Сегодня, в эпоху господства неоклассической экономической теории и неолиберализма, государственный девелопментализм вымер почти по всей политической оси, за исключением Восточной Азии и отчасти Бразилии. Неолиберализм довлеет над миром уже три десятилетия. Результаты этого доминирования пора признать очевидными.

Хотя сами термины «девелопментализм» и «государство развития» появились совсем недавно, только в начале 1980-х, их практика и теория весьма четко прослеживаются в государствах Запада с самого начала современной эпохи, еще с XV века. Пик был достигнут после окончания Второй мировой войны. График 1 показывает потрясающий успех индустриального развития и последующий упадок, наступивший в 1970–е годы с массовым применением неолиберальных «структурных корректировок».

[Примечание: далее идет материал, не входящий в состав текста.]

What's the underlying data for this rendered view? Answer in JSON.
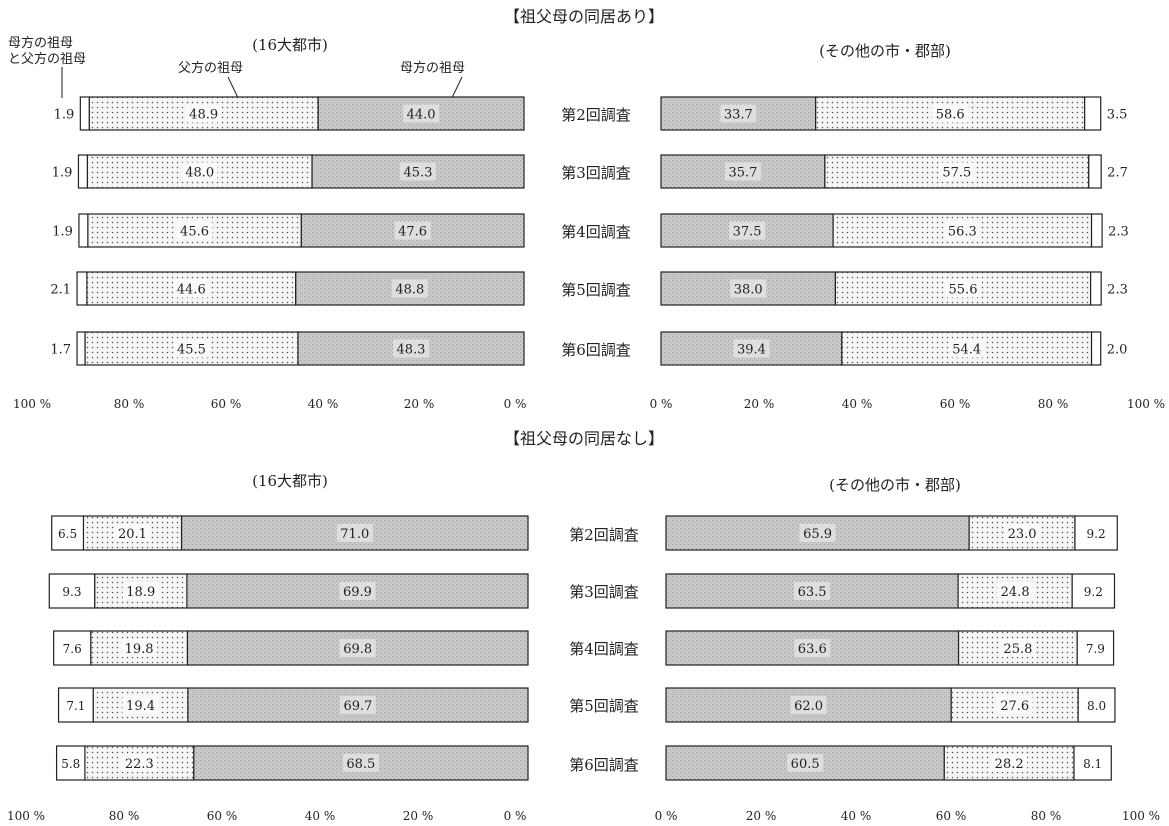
{
  "chart_data": {
    "type": "bar",
    "stacked": true,
    "orientation": "horizontal",
    "rows": [
      "第2回調査",
      "第3回調査",
      "第4回調査",
      "第5回調査",
      "第6回調査"
    ],
    "panels": [
      {
        "section_title": "【祖父母の同居あり】",
        "left": {
          "subtitle": "(16大都市)",
          "direction": "right-to-left",
          "ticks": [
            "100 %",
            "80 %",
            "60 %",
            "40 %",
            "20 %",
            "0 %"
          ],
          "series": [
            {
              "name": "母方の祖母",
              "values": [
                44.0,
                45.3,
                47.6,
                48.8,
                48.3
              ]
            },
            {
              "name": "父方の祖母",
              "values": [
                48.9,
                48.0,
                45.6,
                44.6,
                45.5
              ]
            },
            {
              "name": "母方の祖母と父方の祖母",
              "values": [
                1.9,
                1.9,
                1.9,
                2.1,
                1.7
              ]
            }
          ]
        },
        "right": {
          "subtitle": "(その他の市・郡部)",
          "direction": "left-to-right",
          "ticks": [
            "0 %",
            "20 %",
            "40 %",
            "60 %",
            "80 %",
            "100 %"
          ],
          "series": [
            {
              "name": "母方の祖母",
              "values": [
                33.7,
                35.7,
                37.5,
                38.0,
                39.4
              ]
            },
            {
              "name": "父方の祖母",
              "values": [
                58.6,
                57.5,
                56.3,
                55.6,
                54.4
              ]
            },
            {
              "name": "母方の祖母と父方の祖母",
              "values": [
                3.5,
                2.7,
                2.3,
                2.3,
                2.0
              ]
            }
          ]
        }
      },
      {
        "section_title": "【祖父母の同居なし】",
        "left": {
          "subtitle": "(16大都市)",
          "direction": "right-to-left",
          "ticks": [
            "100 %",
            "80 %",
            "60 %",
            "40 %",
            "20 %",
            "0 %"
          ],
          "series": [
            {
              "name": "母方の祖母",
              "values": [
                71.0,
                69.9,
                69.8,
                69.7,
                68.5
              ]
            },
            {
              "name": "父方の祖母",
              "values": [
                20.1,
                18.9,
                19.8,
                19.4,
                22.3
              ]
            },
            {
              "name": "母方の祖母と父方の祖母",
              "values": [
                6.5,
                9.3,
                7.6,
                7.1,
                5.8
              ]
            }
          ]
        },
        "right": {
          "subtitle": "(その他の市・郡部)",
          "direction": "left-to-right",
          "ticks": [
            "0 %",
            "20 %",
            "40 %",
            "60 %",
            "80 %",
            "100 %"
          ],
          "series": [
            {
              "name": "母方の祖母",
              "values": [
                65.9,
                63.5,
                63.6,
                62.0,
                60.5
              ]
            },
            {
              "name": "父方の祖母",
              "values": [
                23.0,
                24.8,
                25.8,
                27.6,
                28.2
              ]
            },
            {
              "name": "母方の祖母と父方の祖母",
              "values": [
                9.2,
                9.2,
                7.9,
                8.0,
                8.1
              ]
            }
          ]
        }
      }
    ],
    "legend_labels": {
      "both": "母方の祖母と父方の祖母",
      "both_line1": "母方の祖母",
      "both_line2": "と父方の祖母",
      "paternal": "父方の祖母",
      "maternal": "母方の祖母"
    },
    "fills": {
      "maternal": "#c8c8c8",
      "paternal": "#f4f4f4",
      "both": "#ffffff",
      "border": "#222222"
    }
  }
}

Нынешний финансовый кризис в Евросоюзе и США знаменует наличие «структурных корректировок» в центрах мировой экономики. Теперь им самим грозит пройти через то, что выпало на долю Латинской Америки в 1980-е и Восточной Европы в 1990-е годы — деиндустриализация и падение реальных доходов. Как говорится, за что боролись, на то и напоролись.

Теория развития

Основная идея, стоящая за программами индустриального развития, очень проста: структура национального производства может быть субоптимальной, но это исправимо активным и целенаправленным вмешательством. Явно или косвенно, концепция исходит из того, что одни виды хозяйственной деятельности более способствуют общему благосостоянию, нежели другие.

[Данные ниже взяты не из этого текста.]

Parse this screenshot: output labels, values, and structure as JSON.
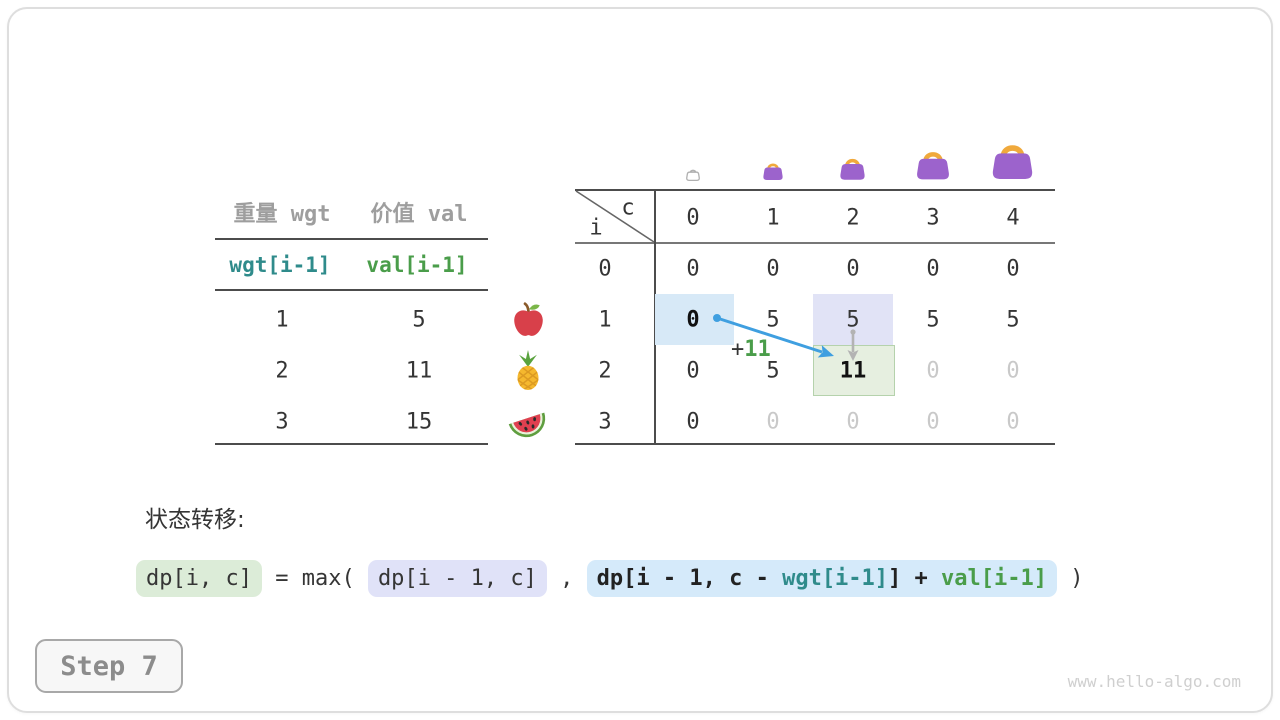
{
  "page": {
    "watermark": "www.hello-algo.com",
    "step_badge": "Step 7"
  },
  "items_table": {
    "col_headers": [
      "重量 wgt",
      "价值 val"
    ],
    "index_headers": [
      {
        "text": "wgt[i-1]",
        "color": "teal"
      },
      {
        "text": "val[i-1]",
        "color": "green"
      }
    ],
    "rows": [
      [
        "1",
        "5"
      ],
      [
        "2",
        "11"
      ],
      [
        "3",
        "15"
      ]
    ],
    "row_icons": [
      "apple-icon",
      "pineapple-icon",
      "watermelon-icon"
    ]
  },
  "dp_table": {
    "corner_col_label": "c",
    "corner_row_label": "i",
    "col_headers": [
      "0",
      "1",
      "2",
      "3",
      "4"
    ],
    "row_headers": [
      "0",
      "1",
      "2",
      "3"
    ],
    "capacity_icons": [
      "bag-empty-icon",
      "bag-size-1-icon",
      "bag-size-2-icon",
      "bag-size-3-icon",
      "bag-size-4-icon"
    ],
    "cells": [
      [
        {
          "v": "0"
        },
        {
          "v": "0"
        },
        {
          "v": "0"
        },
        {
          "v": "0"
        },
        {
          "v": "0"
        }
      ],
      [
        {
          "v": "0",
          "bold": true,
          "hl": "blue"
        },
        {
          "v": "5"
        },
        {
          "v": "5",
          "hl": "lavender"
        },
        {
          "v": "5"
        },
        {
          "v": "5"
        }
      ],
      [
        {
          "v": "0"
        },
        {
          "v": "5"
        },
        {
          "v": "11",
          "bold": true,
          "hl": "green"
        },
        {
          "v": "0",
          "dim": true
        },
        {
          "v": "0",
          "dim": true
        }
      ],
      [
        {
          "v": "0"
        },
        {
          "v": "0",
          "dim": true
        },
        {
          "v": "0",
          "dim": true
        },
        {
          "v": "0",
          "dim": true
        },
        {
          "v": "0",
          "dim": true
        }
      ]
    ],
    "annotation_plus": "+",
    "annotation_value": "11"
  },
  "transition": {
    "label": "状态转移:",
    "formula": [
      {
        "box": "green",
        "bold": false,
        "parts": [
          {
            "t": "dp[i, c]",
            "c": "dark"
          }
        ]
      },
      {
        "box": null,
        "bold": false,
        "parts": [
          {
            "t": " = max( ",
            "c": "dark"
          }
        ]
      },
      {
        "box": "lavender",
        "bold": false,
        "parts": [
          {
            "t": "dp[i - 1, c]",
            "c": "dark"
          }
        ]
      },
      {
        "box": null,
        "bold": false,
        "parts": [
          {
            "t": " , ",
            "c": "dark"
          }
        ]
      },
      {
        "box": "blue",
        "bold": true,
        "parts": [
          {
            "t": "dp[i - 1, c - ",
            "c": "dark"
          },
          {
            "t": "wgt[i-1]",
            "c": "teal"
          },
          {
            "t": "] + ",
            "c": "dark"
          },
          {
            "t": "val[i-1]",
            "c": "green"
          }
        ]
      },
      {
        "box": null,
        "bold": false,
        "parts": [
          {
            "t": " )",
            "c": "dark"
          }
        ]
      }
    ]
  },
  "colors": {
    "text-dark": "#353535",
    "text-black": "#111111",
    "text-gray": "#9e9e9e",
    "text-dim": "#c9c9c9",
    "code-teal": "#2f8b8b",
    "code-green": "#4a9d4a",
    "arrow-blue": "#3f9fe0",
    "arrow-gray": "#b3b3b3",
    "cell-blue": "#d7e9f7",
    "cell-lavender": "#e1e3f6",
    "cell-green": "#e6efe0",
    "cell-green-border": "#b5d2ac",
    "box-green": "#dcecd8",
    "box-lavender": "#e0e2f8",
    "box-blue": "#d5eafa",
    "bag-purple": "#9c63cc",
    "bag-handle": "#f0a93c",
    "bag-outline": "#b0b0b0",
    "line-dark": "#4c4c4c",
    "line-mid": "#777777",
    "badge-border": "#a8a8a8",
    "badge-bg": "#f7f7f7",
    "badge-text": "#8c8c8c",
    "card-border": "#dedede",
    "apple-red": "#d8404a",
    "leaf-green": "#7ab648",
    "stem-brown": "#8a5a2a",
    "pineapple-yellow": "#f5b82e",
    "pineapple-line": "#dc9a22",
    "crown-green": "#5aa33e",
    "melon-rind": "#5f9e3f",
    "melon-inner": "#e9f2da",
    "melon-flesh": "#e04050",
    "seed-dark": "#2a2a2a"
  }
}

Как будто все очевидно. Однако сегодня неоклассическая теория в экономике (фактически идеология неолиберализма) исходит из теории международной торговли Давида Рикардо, согласно которой на мировых рынках идет обмен абстрактными затратами труда, измеряемыми часами, то есть количественно, а не качественно. Стандартная экономическая теория постулирует, что мировая торговля сближает уровни доходов всех народов согласно так называемому выравниванию цен на факторы производства. Девелопментализм, напротив, исходит из того, что простое рыночное подключение страны с допотопной техникой и экономикой к стране с развитым высокотехнологичным производством приведет к расхождению их уровней. Иначе говоря, одна страна начнет еще больше специализироваться на видах деятельности, связанных с богатством, а другая — с бедностью. С позиций теории девелопментализма богатство создается посредством ограниченной конкуренции, создающей индустриальную ренту, которая должна делиться между капиталистами (более высокие прибыли), работниками (более высокие зарплаты) и государством (более высокие налоги).

В самых общих чертах задача у девелопментализма всегда одна и та же, начиная с запрета на вывоз в зарубежные мануфактуры необработанной шерсти, введенного еще в 1485 году в правление английского короля Генриха VII, и вплоть до индустриального протекционизма Японии и Южной Кореи в 1980–е. Это национальная индустриализация, которая стремится преодолеть зависимость страны от экспорта одного лишь сырья.

Государства развития заботятся о росте национального благосостояния путем диверсификации структуры национального производства. Поощряются отрасли с большим потенциалом для технологического переоснащения и, соответственно, понижения стоимости производства единицы продукции плюс создания производственных цепочек меж отраслями и областями страны.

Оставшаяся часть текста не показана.